Nigeria’s proposed floating exchange-rate regime will not emerge until large and steady supplies of fx from autonomous sources complement the CBN’s modest sales to the market. At this point, confidence would return, offshore players would re-enter local securities markets in sizeable numbers and fx would be traded in genuine two-way transactions. The challenge has been how we arrive at this destination from the current system which is effectively administered, old-style, by the CBN. 
One route could be the US$15bn advance payment for crude oil imports by the Indian authorities which Ike Kachikwu, the minister of state for petroleum, is said to have secured on a recent visit to the country. 

India has replaced the US as the leading importer of Nigerian crude. However, a recent note by Fitch Ratings on the Nigerian oil industry has queried the value of the deal in practice. The agency has made similar suggestions about the size of the undertakings made during a visit to China in July by Kachikwu and senior NNPC officials. 

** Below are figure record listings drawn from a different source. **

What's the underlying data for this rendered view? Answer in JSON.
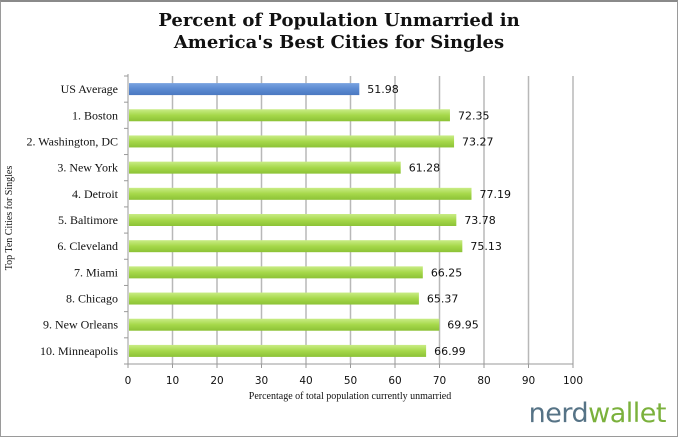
{
  "chart_data": {
    "type": "bar",
    "orientation": "horizontal",
    "title": "Percent of Population Unmarried in America's Best Cities for Singles",
    "title_lines": [
      "Percent of Population Unmarried in",
      "America's Best Cities for Singles"
    ],
    "xlabel": "Percentage of total population currently unmarried",
    "ylabel": "Top Ten Cities for Singles",
    "xlim": [
      0,
      100
    ],
    "xticks": [
      0,
      10,
      20,
      30,
      40,
      50,
      60,
      70,
      80,
      90,
      100
    ],
    "grid": "vertical",
    "legend": "none",
    "categories": [
      "US Average",
      "1. Boston",
      "2. Washington, DC",
      "3. New York",
      "4. Detroit",
      "5. Baltimore",
      "6. Cleveland",
      "7. Miami",
      "8. Chicago",
      "9. New Orleans",
      "10. Minneapolis"
    ],
    "values": [
      51.98,
      72.35,
      73.27,
      61.28,
      77.19,
      73.78,
      75.13,
      66.25,
      65.37,
      69.95,
      66.99
    ],
    "value_labels": [
      "51.98",
      "72.35",
      "73.27",
      "61.28",
      "77.19",
      "73.78",
      "75.13",
      "66.25",
      "65.37",
      "69.95",
      "66.99"
    ],
    "colors": {
      "highlight": "#5b8ad1",
      "bar": "#a6d84a",
      "grid": "#b8b8b8"
    }
  },
  "branding": {
    "logo_part1": "nerd",
    "logo_part2": "wallet"
  }
}
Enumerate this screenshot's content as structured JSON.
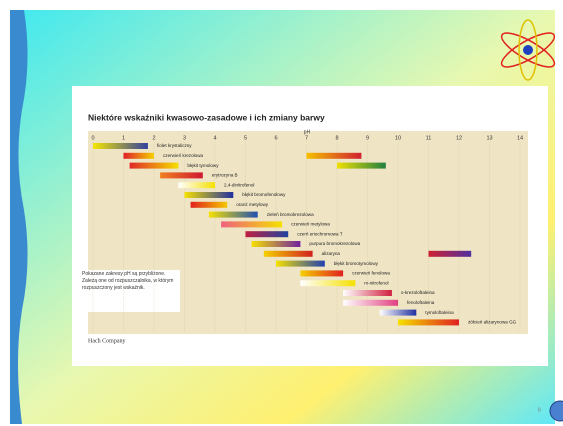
{
  "chart_data": {
    "type": "range",
    "title": "Niektóre wskaźniki kwasowo-zasadowe i ich zmiany barwy",
    "xlabel": "pH",
    "xlim": [
      0,
      14
    ],
    "xticks": [
      0,
      1,
      2,
      3,
      4,
      5,
      6,
      7,
      8,
      9,
      10,
      11,
      12,
      13,
      14
    ],
    "categories": [
      "fiolet krystaliczny",
      "czerwień krezolowa",
      "błękit tymolowy",
      "erytrozyna B",
      "2,4-dinitrofenol",
      "błękit bromofenolowy",
      "oranż metylowy",
      "zieleń bromokrezolowa",
      "czerwień metylowa",
      "czerń eriochromowa T",
      "purpura bromokrezolowa",
      "alizaryna",
      "błękit bromotymolowy",
      "czerwień fenolowa",
      "m-nitrofenol",
      "o-krezoloftaleina",
      "fenoloftaleina",
      "tymoloftaleina",
      "żółcień alizarynowa GG"
    ],
    "ranges": [
      [
        {
          "range": [
            0.0,
            1.8
          ],
          "colors": [
            "#f5e600",
            "#3040a0"
          ]
        }
      ],
      [
        {
          "range": [
            1.0,
            2.0
          ],
          "colors": [
            "#e0202a",
            "#f5d000"
          ]
        },
        {
          "range": [
            7.0,
            8.8
          ],
          "colors": [
            "#f5c000",
            "#d02030"
          ]
        }
      ],
      [
        {
          "range": [
            1.2,
            2.8
          ],
          "colors": [
            "#e02828",
            "#f5e000"
          ]
        },
        {
          "range": [
            8.0,
            9.6
          ],
          "colors": [
            "#f0e000",
            "#208040"
          ]
        }
      ],
      [
        {
          "range": [
            2.2,
            3.6
          ],
          "colors": [
            "#f08020",
            "#d01830"
          ]
        }
      ],
      [
        {
          "range": [
            2.8,
            4.0
          ],
          "colors": [
            "#ffffff",
            "#f5e000"
          ]
        }
      ],
      [
        {
          "range": [
            3.0,
            4.6
          ],
          "colors": [
            "#f5e000",
            "#2030a0"
          ]
        }
      ],
      [
        {
          "range": [
            3.2,
            4.4
          ],
          "colors": [
            "#e02020",
            "#f5c800"
          ]
        }
      ],
      [
        {
          "range": [
            3.8,
            5.4
          ],
          "colors": [
            "#f5e000",
            "#2050b0"
          ]
        }
      ],
      [
        {
          "range": [
            4.2,
            6.2
          ],
          "colors": [
            "#f06080",
            "#f5e000"
          ]
        }
      ],
      [
        {
          "range": [
            5.0,
            6.4
          ],
          "colors": [
            "#c02040",
            "#2040a0"
          ]
        }
      ],
      [
        {
          "range": [
            5.2,
            6.8
          ],
          "colors": [
            "#f5e000",
            "#7020a0"
          ]
        }
      ],
      [
        {
          "range": [
            5.6,
            7.2
          ],
          "colors": [
            "#f5d000",
            "#d02020"
          ]
        },
        {
          "range": [
            11.0,
            12.4
          ],
          "colors": [
            "#d02030",
            "#5030a0"
          ]
        }
      ],
      [
        {
          "range": [
            6.0,
            7.6
          ],
          "colors": [
            "#f5e000",
            "#2040b0"
          ]
        }
      ],
      [
        {
          "range": [
            6.8,
            8.2
          ],
          "colors": [
            "#f5d000",
            "#e02020"
          ]
        }
      ],
      [
        {
          "range": [
            6.8,
            8.6
          ],
          "colors": [
            "#ffffff",
            "#f5e000"
          ]
        }
      ],
      [
        {
          "range": [
            8.2,
            9.8
          ],
          "colors": [
            "#ffffff",
            "#d02040"
          ]
        }
      ],
      [
        {
          "range": [
            8.2,
            10.0
          ],
          "colors": [
            "#ffffff",
            "#e04080"
          ]
        }
      ],
      [
        {
          "range": [
            9.4,
            10.6
          ],
          "colors": [
            "#ffffff",
            "#2030a0"
          ]
        }
      ],
      [
        {
          "range": [
            10.0,
            12.0
          ],
          "colors": [
            "#f5e000",
            "#e02020"
          ]
        }
      ]
    ],
    "note": "Pokazane zakresy pH są przybliżone. Zależą one od rozpuszczalnika, w którym rozpuszczony jest wskaźnik.",
    "source": "Hach Company",
    "page_number": "8"
  }
}
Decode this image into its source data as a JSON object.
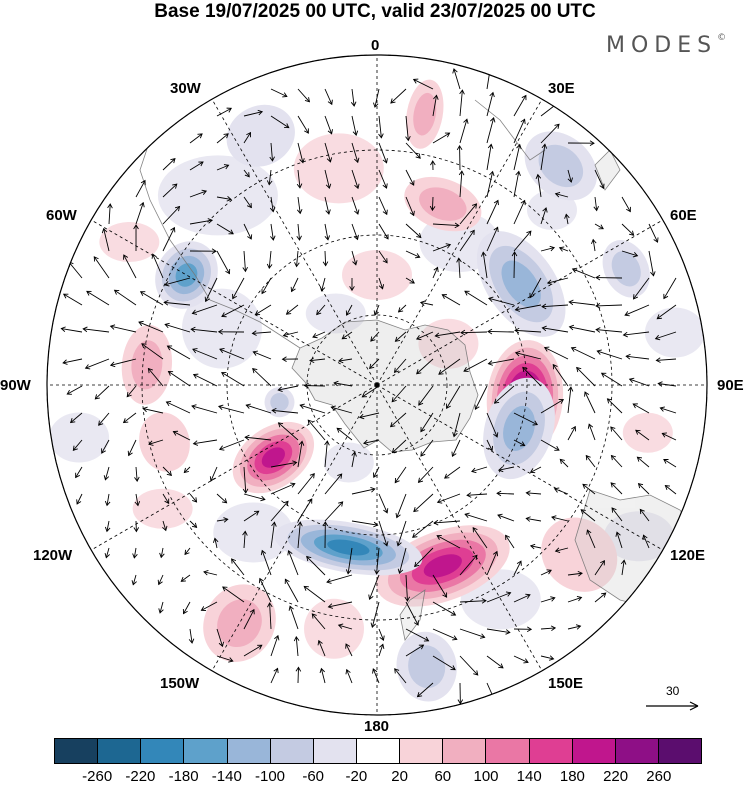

The minister highlighted commitments totalling US$76bn in loans and investments to the Nigerian oil industry, of which US$69bn were destined for the corporation and government agencies. He acknowledged that a memorandum of understanding was not a binding commitment, and added that a 20% success rate would be an achievement. 

These deals would form part of what we have termed the “piecemeal solution” to the malfunctioning of the fx system. Another element would be the sovereign Eurobond, which now appears to have been pushed into Q1 2017. We expect a successful launch although pricing has become a little less favourable for emerging market issuers since the US presidential election. The yield on Nigeria’s July 2018 maturity has widened by about 20bps on fears of more rate hikes by the Fed than previously expected due to the president-elect’s fiscal agenda. 

 Under the piecemeal solution, we would gradually arrive at the floating regime. The journey would be more rapid and smoother if the FGN accepted IMF loans for the first time (Good Morning Nigeria, 10 October 2016). Concessional external financing from, for example, the World Bank and African Development Bank would flow from such an agreement. The omens are poor, however, due to the resistance of the presidency and most influential Nigerians. 

We should flag another scenario (not our own) under which we arrive quickly at the fx destination without the IMF loans but with concessions on reforms by a more amenable presidency and FGN.